Muscarinic receptor heterogeneity in neonatal rat ventricular myocytes in culture.

Carbachol increased ventricular automaticity in a concentration-dependent fashion from a control rate of 72 ± 5 (mean ± SEM) to 86 ± 4 beats per minute at 10 -4 M carbachol. Pirenzepine, an M 1 -selective antagonist, and AFDX 116, an M 2 -selective antagonist, both at 10 -7 M, did not block the carbachol-induced positive chronotropic response. In contrast, 10 -7 M HHSiD, an M 3 -selective antagonist, completely blocked the positive chronotropic effect of carbachol. Carbachol stimulated the accumulation of IP, in a concentration-dependent manner at concentrations ≥3 x 10 -6 M. AFDX 116 had no effect on carbachol-induced IP 1 accumulation. HHSiD significantly inhibited IP 1 accumulation at concentrations ≥3 x 10 -8 M, while pirenzepine inhibited IP 1 accumulation only at concentrations ≥10 -5 M. McN A343 and methacholine, two muscarinic receptor agonists with minimal M 2 activities, and carbachol did not alter basal cAMP concentration, but all three agonists significantly attenuated the increase in cAMP accumulation in response to isoproterenol. Carbachol inhibited isoproterenol-mediated cAMP accumulation at concentrations ≥10 -7 M. AFDX 116, HHSiD, and pirenzepine blocked the carbachol-induced inhibition of isoproterenol-stimulated cAMP accumulation. At equimolar concentrations, the inhibitory effects of HHSiD and AFDX-116 were similar, while that of pirenzepine was much less. Pretreatment with pertussis toxin for 24 h did not prevent the carbachol-mediated positive chronotropic response or accumulation of IP 1 but completely abolished the inhibition of isoproterenol-stimulated cAMP accumulation.
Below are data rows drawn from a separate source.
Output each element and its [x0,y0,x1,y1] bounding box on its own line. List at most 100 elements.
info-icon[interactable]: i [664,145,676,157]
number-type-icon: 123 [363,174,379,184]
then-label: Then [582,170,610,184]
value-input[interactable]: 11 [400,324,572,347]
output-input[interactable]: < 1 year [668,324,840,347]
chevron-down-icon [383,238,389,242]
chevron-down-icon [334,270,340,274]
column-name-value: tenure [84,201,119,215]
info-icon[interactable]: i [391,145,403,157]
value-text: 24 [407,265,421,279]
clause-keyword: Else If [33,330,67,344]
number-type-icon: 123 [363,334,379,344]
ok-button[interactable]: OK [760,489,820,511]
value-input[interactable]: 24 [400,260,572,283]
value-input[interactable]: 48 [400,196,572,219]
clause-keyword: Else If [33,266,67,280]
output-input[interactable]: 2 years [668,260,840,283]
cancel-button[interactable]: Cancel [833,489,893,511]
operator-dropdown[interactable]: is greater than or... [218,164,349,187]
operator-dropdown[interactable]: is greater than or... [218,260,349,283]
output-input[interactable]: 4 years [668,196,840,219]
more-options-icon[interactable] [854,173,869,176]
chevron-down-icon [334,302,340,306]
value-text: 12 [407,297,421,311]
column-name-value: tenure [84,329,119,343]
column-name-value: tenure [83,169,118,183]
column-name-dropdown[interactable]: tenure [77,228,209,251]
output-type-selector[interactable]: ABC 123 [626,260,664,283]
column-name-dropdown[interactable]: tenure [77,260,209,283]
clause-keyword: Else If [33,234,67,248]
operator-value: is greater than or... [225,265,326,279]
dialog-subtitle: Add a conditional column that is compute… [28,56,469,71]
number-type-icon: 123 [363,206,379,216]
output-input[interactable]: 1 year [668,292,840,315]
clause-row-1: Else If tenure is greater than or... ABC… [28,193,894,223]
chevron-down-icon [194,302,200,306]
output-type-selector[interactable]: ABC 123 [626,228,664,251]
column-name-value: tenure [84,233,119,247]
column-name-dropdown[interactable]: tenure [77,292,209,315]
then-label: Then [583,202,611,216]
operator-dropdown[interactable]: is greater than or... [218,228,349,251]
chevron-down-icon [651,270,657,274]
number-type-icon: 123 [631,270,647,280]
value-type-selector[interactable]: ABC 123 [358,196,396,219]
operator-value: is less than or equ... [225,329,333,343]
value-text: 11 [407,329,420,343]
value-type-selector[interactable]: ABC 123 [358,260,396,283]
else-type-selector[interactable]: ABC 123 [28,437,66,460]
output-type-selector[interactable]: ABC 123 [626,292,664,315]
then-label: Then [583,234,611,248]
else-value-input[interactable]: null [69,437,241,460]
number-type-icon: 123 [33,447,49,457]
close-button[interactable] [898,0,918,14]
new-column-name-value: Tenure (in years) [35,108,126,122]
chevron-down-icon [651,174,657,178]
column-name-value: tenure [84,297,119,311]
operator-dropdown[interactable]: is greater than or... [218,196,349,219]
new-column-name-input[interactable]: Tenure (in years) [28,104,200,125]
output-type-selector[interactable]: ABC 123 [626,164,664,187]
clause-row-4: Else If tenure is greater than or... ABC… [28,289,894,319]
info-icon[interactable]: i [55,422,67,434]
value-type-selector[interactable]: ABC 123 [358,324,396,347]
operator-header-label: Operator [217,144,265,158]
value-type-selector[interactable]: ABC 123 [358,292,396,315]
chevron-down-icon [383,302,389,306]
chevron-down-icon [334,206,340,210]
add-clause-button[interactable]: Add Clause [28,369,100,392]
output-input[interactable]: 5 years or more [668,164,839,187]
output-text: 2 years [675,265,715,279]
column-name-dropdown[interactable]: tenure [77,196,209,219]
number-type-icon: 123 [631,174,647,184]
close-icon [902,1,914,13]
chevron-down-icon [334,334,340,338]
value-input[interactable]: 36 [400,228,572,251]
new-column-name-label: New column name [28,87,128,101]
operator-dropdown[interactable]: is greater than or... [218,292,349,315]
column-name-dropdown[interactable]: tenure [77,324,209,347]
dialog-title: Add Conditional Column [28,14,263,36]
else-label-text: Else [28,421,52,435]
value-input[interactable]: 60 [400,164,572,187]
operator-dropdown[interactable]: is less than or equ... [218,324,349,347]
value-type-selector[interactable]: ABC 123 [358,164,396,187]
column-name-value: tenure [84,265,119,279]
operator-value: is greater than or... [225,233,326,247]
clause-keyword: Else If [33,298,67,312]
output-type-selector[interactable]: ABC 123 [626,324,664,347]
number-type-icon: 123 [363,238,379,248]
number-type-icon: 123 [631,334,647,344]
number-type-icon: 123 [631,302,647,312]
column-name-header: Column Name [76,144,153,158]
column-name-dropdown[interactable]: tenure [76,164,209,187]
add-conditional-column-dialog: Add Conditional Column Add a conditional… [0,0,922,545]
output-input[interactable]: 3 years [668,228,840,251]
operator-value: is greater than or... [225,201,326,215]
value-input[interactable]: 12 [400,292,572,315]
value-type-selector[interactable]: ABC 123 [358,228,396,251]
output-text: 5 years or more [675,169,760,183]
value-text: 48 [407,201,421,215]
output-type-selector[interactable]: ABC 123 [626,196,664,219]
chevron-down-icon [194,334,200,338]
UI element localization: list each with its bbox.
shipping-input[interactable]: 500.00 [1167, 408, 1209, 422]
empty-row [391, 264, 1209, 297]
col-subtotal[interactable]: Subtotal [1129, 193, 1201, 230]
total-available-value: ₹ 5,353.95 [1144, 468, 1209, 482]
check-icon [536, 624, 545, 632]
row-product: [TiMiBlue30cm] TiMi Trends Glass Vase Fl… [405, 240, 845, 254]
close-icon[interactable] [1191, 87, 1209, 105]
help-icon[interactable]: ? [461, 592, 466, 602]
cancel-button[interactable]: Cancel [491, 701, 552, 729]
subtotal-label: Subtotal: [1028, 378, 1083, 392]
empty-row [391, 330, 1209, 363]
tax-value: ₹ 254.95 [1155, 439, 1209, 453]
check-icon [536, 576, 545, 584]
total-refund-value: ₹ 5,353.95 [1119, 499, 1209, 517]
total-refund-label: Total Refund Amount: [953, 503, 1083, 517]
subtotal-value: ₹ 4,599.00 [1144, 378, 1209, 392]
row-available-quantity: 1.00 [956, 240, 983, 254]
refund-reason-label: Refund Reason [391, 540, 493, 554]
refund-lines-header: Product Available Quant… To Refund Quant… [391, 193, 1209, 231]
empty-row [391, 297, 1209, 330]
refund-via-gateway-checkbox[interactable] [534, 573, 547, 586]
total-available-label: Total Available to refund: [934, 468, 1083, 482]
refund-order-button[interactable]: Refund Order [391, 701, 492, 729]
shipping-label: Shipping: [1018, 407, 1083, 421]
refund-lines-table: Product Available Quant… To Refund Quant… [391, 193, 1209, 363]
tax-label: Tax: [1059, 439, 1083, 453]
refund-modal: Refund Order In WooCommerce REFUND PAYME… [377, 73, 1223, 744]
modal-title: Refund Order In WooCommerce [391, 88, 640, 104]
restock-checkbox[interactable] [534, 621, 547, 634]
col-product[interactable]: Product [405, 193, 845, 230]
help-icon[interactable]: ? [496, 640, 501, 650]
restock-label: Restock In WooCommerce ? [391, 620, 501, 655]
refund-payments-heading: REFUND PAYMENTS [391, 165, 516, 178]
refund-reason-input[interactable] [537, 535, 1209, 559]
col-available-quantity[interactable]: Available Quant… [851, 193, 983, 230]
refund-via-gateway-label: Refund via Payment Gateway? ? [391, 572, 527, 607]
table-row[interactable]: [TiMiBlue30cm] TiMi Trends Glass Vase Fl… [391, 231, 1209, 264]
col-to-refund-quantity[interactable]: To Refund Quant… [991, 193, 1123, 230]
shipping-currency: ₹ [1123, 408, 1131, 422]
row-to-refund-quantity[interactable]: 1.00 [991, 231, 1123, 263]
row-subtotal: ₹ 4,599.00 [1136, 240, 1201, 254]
These results indicate that (a) neonatal ventricular myocytes in culture have a heterogeneous population of muscarinic (M 2 and M 3 ) receptors, (b) the M 3 receptor is coupled to pertussis toxin-sensitive and pertussis toxin-insensitive G proteins, (c) M 3 receptor stimulation activates phosphoinositide hydrolysis and increases automaticity via a pertussis toxin-insensitive G protein-dependent pathway, and (d) both M 2 and M 3 receptors couple to pertussis toxin-sensitive G protein(s) to mediate the inhibition of intracellular cAMP accumulation in response to isoproterenol stimulation.